5. Prayer may be able to use channels, energy forms, or laws unknown to us. Sometimes it appears that prayer brings about a mysterious coordination of people and events.

Any or all of these methods of ministry may be involved in prayerful problem solving. Sometimes prayer enables us to find approaches to our difficulties which were not available to us through analytical-rational-creative thinking. At other times we find that prayer does not bring those ideas, attitudes, or actions which alter the external conditions of the problem. It is still there in all its terrible reality. But even in these situations, prayer is spiritually effective. It is a dynamic spiritual fellowship which inspires creative attitudes and courage which enable us to live with even the most difficult problems such as personal deficiencies, tragedy, injustice, pain, and death.

One of the most difficult questions associated with prayerful problem solving is the place of intercessory prayer. Is it a legitimate spiritual technique for helping others or only a psychological-social way of expressing our concern for their welfare? God does not need to be informed of their condition nor be persuaded to perform good deeds. God is our loving Universal Father whose spirit indwells each of us and we do not need saints, supermortal beings, or fellow mortals interceding for us. Each person has to determine their own spiritual destiny, and intercessory prayer cannot be used to manipulate their lives.

Regardless of its effect, we spontaneously pray for those we love. There is great value in the psychological-social ramifications of intercessory prayer. There is some evidence, however, that intercessory prayer has more than autosuggestive or sociosuggestive validity. If this is so, how do we understand this form of ministry? One explanation is that our extrasensory capacities have the ability to enter other minds and bring comfort, strength, and love. Another possibility is that God not only gives us the opportunity to be co-partners with him in shaping our own lives, but may have created spiritual channels through which we are privileged to be co-ministers with him in helping others within the limits of their spiritual autonomy. If not, why do we have this spiritual urge to pray for others?
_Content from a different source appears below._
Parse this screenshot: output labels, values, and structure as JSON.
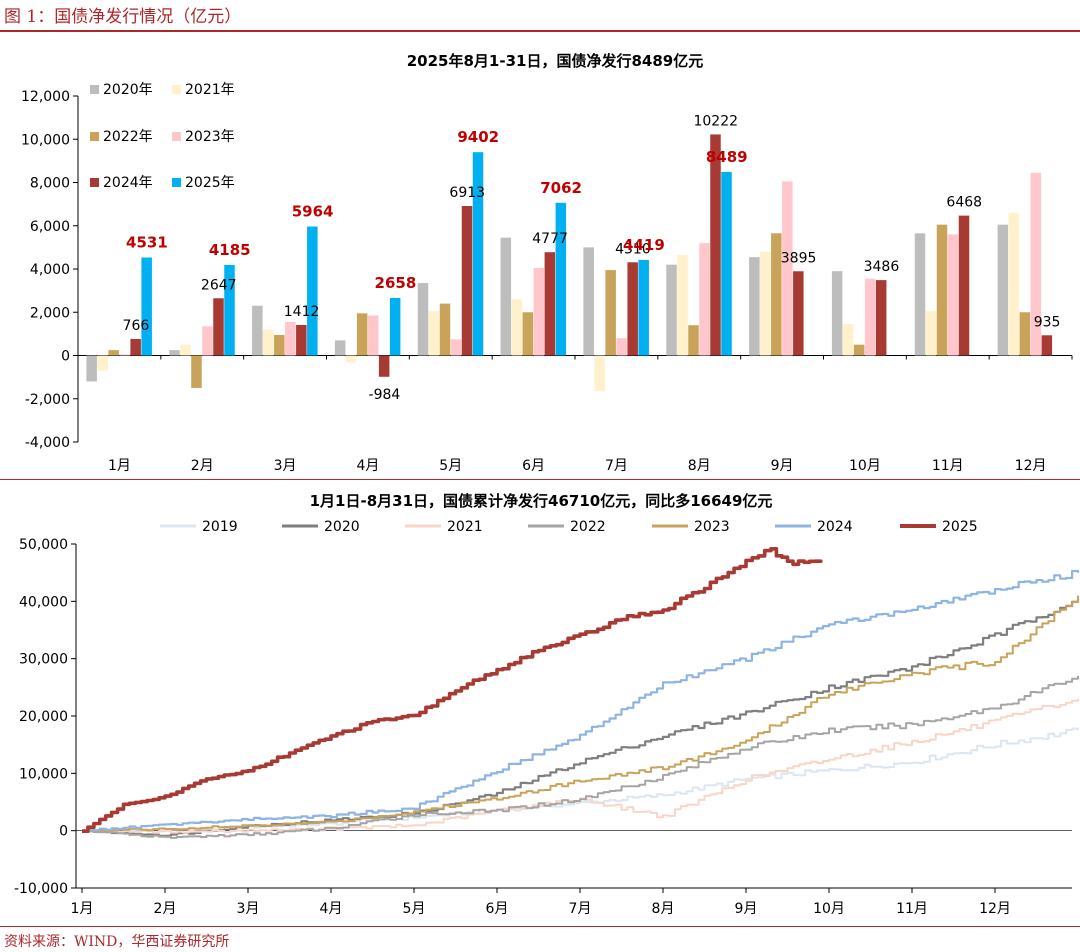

In concluding our thinking about prayerful problem solving, we should remember that the stimulus of problems is basic to personal and spiritual growth. Problems are really opportunities for development and service. There are inherent limits to problem solving in the evolutionary universe. These limitations are germane to our glorious destiny and the quality of spiritual perfection which we are forging out between the hammers of anguish and the anvils of necessity here on planet earth.